Simon Jacobus Nathans geboren 7 februari 1880 in Assen. Hij is getrouwd met Selma Salmagne geboren 14 juni 1883 in Neuss (Dld). Selma is een zuster van de echtgenote van Marcus Samuel. Ze hebben een dochter Wilhelmina geboren 12 augustus 1907 in Dortmund en een zoon lzak Salomon geboren 6 januari 1919 in Enter. Op 19 april 1912 komen ze uit Duitsland in Enter. Ze wonen gehuurd in het pand Dorpsstraat 134. Simon begint een handel in wild en gevogelte evenals zijn zwager Marcus Samuel. Dat leidt in l9l7 tot een compagnonschap dat uitloopt op een fiasco. Simon maakt overal schulden. Hij woont in de helft van het huis van Betje van Hoorn. Maar als hij de huur niet meer betaalt aan Betje besluit ze uiteindelijk zijn faillissement aan te vragen hetgeen op 19 september 1923 wordt uitgesproken. De huur is een preferente vordering in een faillissement en uit de verkoop van de roerende goederen van Simon Nathans krijgt Betje grotendeels haar vordering vergoed.

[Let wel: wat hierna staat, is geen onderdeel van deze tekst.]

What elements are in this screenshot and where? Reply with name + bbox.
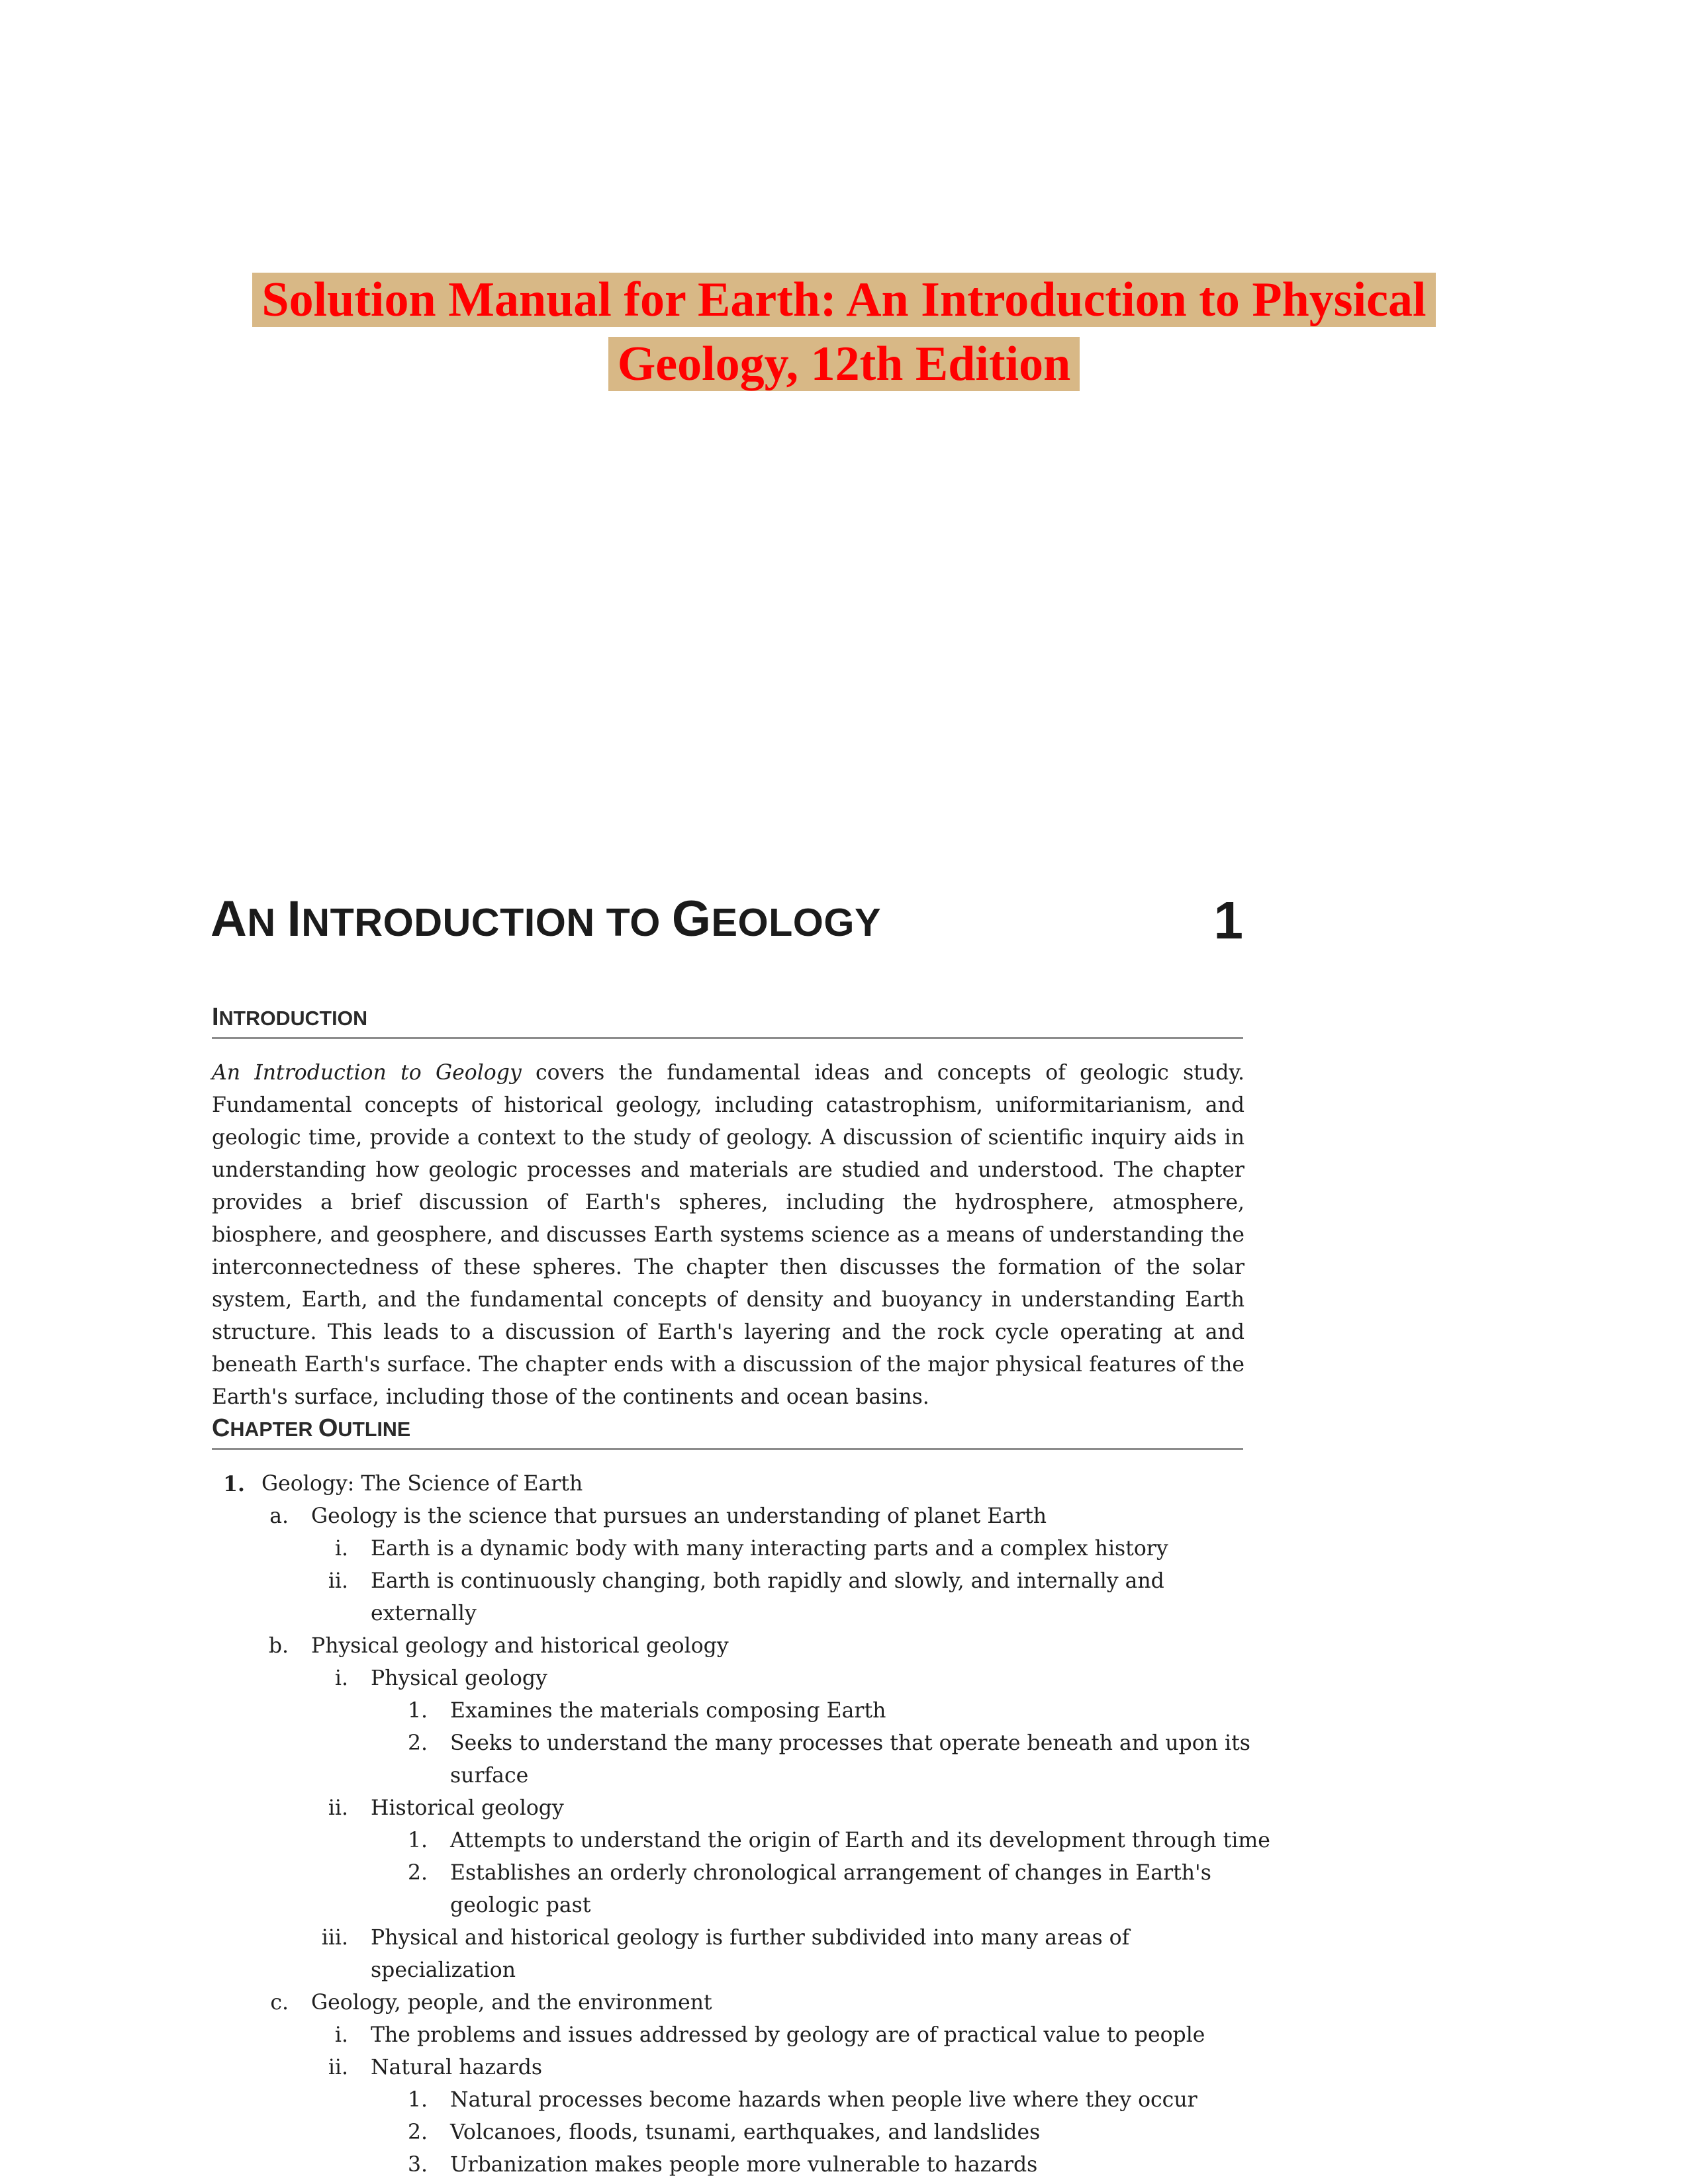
outline-item [0,1954,1688,1987]
intro-italic-lead: An Introduction to Geology [212,1061,522,1085]
chapter-title-cap: A [211,891,248,947]
chapter-title-cap: I [287,891,302,947]
section-heading-cap: C [212,1414,230,1442]
outline-item [0,1727,1688,1760]
chapter-title-rest: NTRODUCTION TO [301,900,672,944]
outline-item [0,1760,1688,1792]
outline-item-marker: 1. [407,1829,428,1852]
section-heading-rest: UTLINE [338,1418,411,1441]
outline-item-marker: 1. [407,2088,428,2112]
outline-item-marker: c. [270,1991,289,2015]
outline-item [0,2116,1688,2149]
section-heading-cap: O [318,1414,338,1442]
document-banner-title [0,268,1688,396]
outline-item [0,2019,1688,2052]
chapter-outline-list [0,1468,1688,2181]
outline-item-marker: 1. [407,1699,428,1723]
outline-item-text: Earth is a dynamic body with many interacting parts and a complex history [371,1537,1168,1561]
outline-item-marker: i. [334,2023,348,2047]
section-heading-cap: I [212,1003,219,1031]
outline-item-marker: i. [334,1537,348,1561]
outline-item-marker: ii. [328,2056,348,2079]
outline-item [0,1695,1688,1727]
outline-item-text: Natural hazards [371,2056,543,2079]
outline-item-text: The problems and issues addressed by geology are of practical value to people [371,2023,1205,2047]
outline-item-text: externally [371,1602,477,1625]
outline-item-marker: ii. [328,1569,348,1593]
chapter-heading [211,890,1243,963]
outline-item [0,1565,1688,1598]
outline-item [0,1533,1688,1565]
chapter-title-cap: G [671,891,712,947]
outline-item-text: Natural processes become hazards when people live where they occur [450,2088,1197,2112]
outline-item [0,1792,1688,1825]
outline-item-text: Urbanization makes people more vulnerable to hazards [450,2153,1038,2177]
outline-item [0,1857,1688,1889]
outline-item [0,2149,1688,2181]
outline-item-text: specialization [371,1958,516,1982]
outline-item-marker: 2. [407,2120,428,2144]
banner-line-2: Geology, 12th Edition [608,337,1080,391]
chapter-title-rest: EOLOGY [711,900,882,944]
outline-item [0,1825,1688,1857]
section-heading-chapter-outline [212,1414,1243,1450]
outline-item-marker: b. [268,1634,289,1658]
introduction-paragraph [212,1057,1244,1414]
outline-item-text: Establishes an orderly chronological arrangement of changes in Earth's [450,1861,1211,1885]
outline-item-marker: i. [334,1666,348,1690]
outline-item-text: Seeks to understand the many processes that operate beneath and upon its [450,1731,1250,1755]
outline-item [0,2084,1688,2116]
outline-item-text: Attempts to understand the origin of Earth and its development through time [450,1829,1270,1852]
outline-item-text: Volcanoes, floods, tsunami, earthquakes, and landslides [450,2120,1041,2144]
outline-item [0,1500,1688,1533]
banner-line-1: Solution Manual for Earth: An Introduction to Physical [252,273,1435,327]
chapter-title-rest: N [247,900,287,944]
outline-item [0,1889,1688,1922]
outline-item-text: Physical and historical geology is further subdivided into many areas of [371,1926,1130,1950]
outline-item-marker: ii. [328,1796,348,1820]
outline-item-marker: 1. [223,1472,245,1496]
outline-item [0,1662,1688,1695]
outline-item-text: Earth is continuously changing, both rapidly and slowly, and internally and [371,1569,1164,1593]
outline-item-text: Physical geology [371,1666,547,1690]
section-heading-introduction [212,1003,1243,1039]
outline-item [0,1598,1688,1630]
outline-item-text: Geology, people, and the environment [311,1991,712,2015]
outline-item-text: Examines the materials composing Earth [450,1699,886,1723]
outline-item [0,2052,1688,2084]
chapter-title [211,890,881,948]
outline-item-text: Geology: The Science of Earth [261,1472,583,1496]
outline-item [0,1630,1688,1662]
outline-item-text: geologic past [450,1893,591,1917]
outline-item-marker: 2. [407,1731,428,1755]
outline-item-marker: iii. [321,1926,348,1950]
intro-body-text: covers the fundamental ideas and concepts of geologic study. Fundamental concepts of historical geology, including catastrophism, uniformitarianism, and geologic time, provide a context to the study of geology. A discussion of scientific inquiry aids in understanding how geologic processes and materials are studied and understood. The chapter provides a brief discussion of Earth's spheres, including the hydrosphere, atmosphere, biosphere, and geosphere, and discusses Earth systems science as a means of understanding the interconnectedness of these spheres. The chapter then discusses the formation of the solar system, Earth, and the fundamental concepts of density and buoyancy in understanding Earth structure. This leads to a discussion of Earth's layering and the rock cycle operating at and beneath Earth's surface. The chapter ends with a discussion of the major physical features of the Earth's surface, including those of the continents and ocean basins. [212,1061,1244,1409]
outline-item-text: Geology is the science that pursues an understanding of planet Earth [311,1504,1047,1528]
outline-item [0,1922,1688,1954]
outline-item-text: Historical geology [371,1796,564,1820]
section-heading-rest: NTRODUCTION [218,1007,368,1030]
outline-item-marker: 3. [407,2153,428,2177]
section-heading-rest: HAPTER [230,1418,318,1441]
outline-item-marker: a. [269,1504,289,1528]
outline-item [0,1987,1688,2019]
chapter-number: 1 [1213,891,1243,950]
outline-item [0,1468,1688,1500]
outline-item-text: surface [450,1764,529,1788]
outline-item-marker: 2. [407,1861,428,1885]
outline-item-text: Physical geology and historical geology [311,1634,729,1658]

De concurrente crediteuren vissen achter het net. Benjamin Samuel die Nathans geld heeft geleend gaat voor 260 gulden het schip in. De Gemeente-ontvanger voor f. 283,-, dokter Veldhuyzen van Zanten voor f. 100 en de bakkers B.J. Velten en A.H. Schuitemaker ook voor honderden guldens.
Nathans die in Enter de grond te heet onder de voeten wordt wijkt met zijn zoon uit naar Amsterdam. Zijn dochter is in 1922 naar familie in Dortmund vertrokken. Nathans wordt in Amsterdam door de politie aangehouden en overgebracht naar Enter waar hij in voorlopige hechtenis wordt genomen. Het failissement wordt later wegens gebrek aan baten opgeheven. Nathans verdwijnt weer naar Amsterdam waar hij een poelierszaak begint. Nog tot in de oorlog hebben gedupeerde Enternaren hem daar opgezocht om alsnog hun geld te krijgen maar hij gaf niet thuis.